Essa assertiva exige do candidato especial atenção às alterações jurisprudenciais dos tribunais superiores. E isso porque para se detectar a incorreção da afirmativa faz-se necessário o conhecimento da decisão prolatada pelo Plenário do Supremo Tribunal Federal no HC nº 97.256/RS, Relator Ministro Ayres Britto, julgamento em 01/09/2010, ocasião em que foi declarada inconstitucional a vedação, em abstrato, do art. 44 da Lei 11.343/2006 à substituição de pena em sede de condenação pelos delitos previstos nos arts. 33, caput e § 1º, e 34 a 37.
A propósito, confira-se o aresto prolatado naquele julgado:
“HABEAS CORPUS. TRÁFICO DE DROGAS. ART. 44 DA LEI 11.343/2006: IMPOSSIBILIDADE DE CONVERSÃO DA PENA PRIVATIVA DE LIBERDADE EM PENA RESTRITIVA DE DIREITOS. DECLARAÇÃO INCIDENTAL DE INCONSTITUCIONALIDADE. OFENSA À GARANTIA CONSTITUCIONAL DA INDIVIDUALIZAÇÃO DA PENA (INCISO XLVI DO ART. 5º DA CF/88). ORDEM PARCIALMENTE CONCEDIDA.
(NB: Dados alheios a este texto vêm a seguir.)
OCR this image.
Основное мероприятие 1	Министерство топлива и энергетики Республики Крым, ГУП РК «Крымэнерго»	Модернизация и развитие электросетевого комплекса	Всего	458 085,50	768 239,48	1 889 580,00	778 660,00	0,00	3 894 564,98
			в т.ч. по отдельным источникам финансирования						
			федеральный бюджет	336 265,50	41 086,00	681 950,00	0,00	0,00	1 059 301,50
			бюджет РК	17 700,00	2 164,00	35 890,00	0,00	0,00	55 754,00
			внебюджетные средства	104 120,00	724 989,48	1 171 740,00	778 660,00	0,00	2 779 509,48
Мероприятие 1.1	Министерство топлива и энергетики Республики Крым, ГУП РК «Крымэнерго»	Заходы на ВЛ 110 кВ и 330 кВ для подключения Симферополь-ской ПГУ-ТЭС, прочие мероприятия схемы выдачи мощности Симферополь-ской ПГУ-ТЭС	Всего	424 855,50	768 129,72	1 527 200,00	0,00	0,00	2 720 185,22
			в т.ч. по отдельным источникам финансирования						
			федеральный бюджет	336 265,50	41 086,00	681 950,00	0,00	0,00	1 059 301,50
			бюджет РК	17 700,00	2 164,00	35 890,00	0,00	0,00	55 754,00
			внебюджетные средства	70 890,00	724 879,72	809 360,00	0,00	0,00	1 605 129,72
1. O processo de individualização da pena é um caminhar no rumo da personalização da resposta punitiva do Estado, desenvolvendo-se em três momentos individuados e complementares: o legislativo, o judicial e o executivo. Logo, a lei comum não tem a força de subtrair do juiz sentenciante o poder-dever de impor ao delinqüente a sanção criminal que a ele, juiz, afigurar-se como expressão de um concreto balanceamento ou de uma empírica ponderação de circunstâncias objetivas com protagonizações subjetivas do fato-tipo. Implicando essa ponderação em concreto a opção jurídico-positiva pela prevalência do razoável sobre o racional; ditada pelo permanente esforço do julgador para conciliar segurança jurídica e justiça material.
2. No momento sentencial da dosimetria da pena, o juiz sentenciante se movimenta com ineliminável discricionariedade entre aplicar a pena de privação ou de restrição da liberdade do condenado e uma outra que já não tenha por objeto esse bem jurídico maior da liberdade física do sentenciado. Pelo que é vedado subtrair da instância julgadora a possibilidade de se movimentar com certa discricionariedade nos quadrantes da alternatividade sancionatória.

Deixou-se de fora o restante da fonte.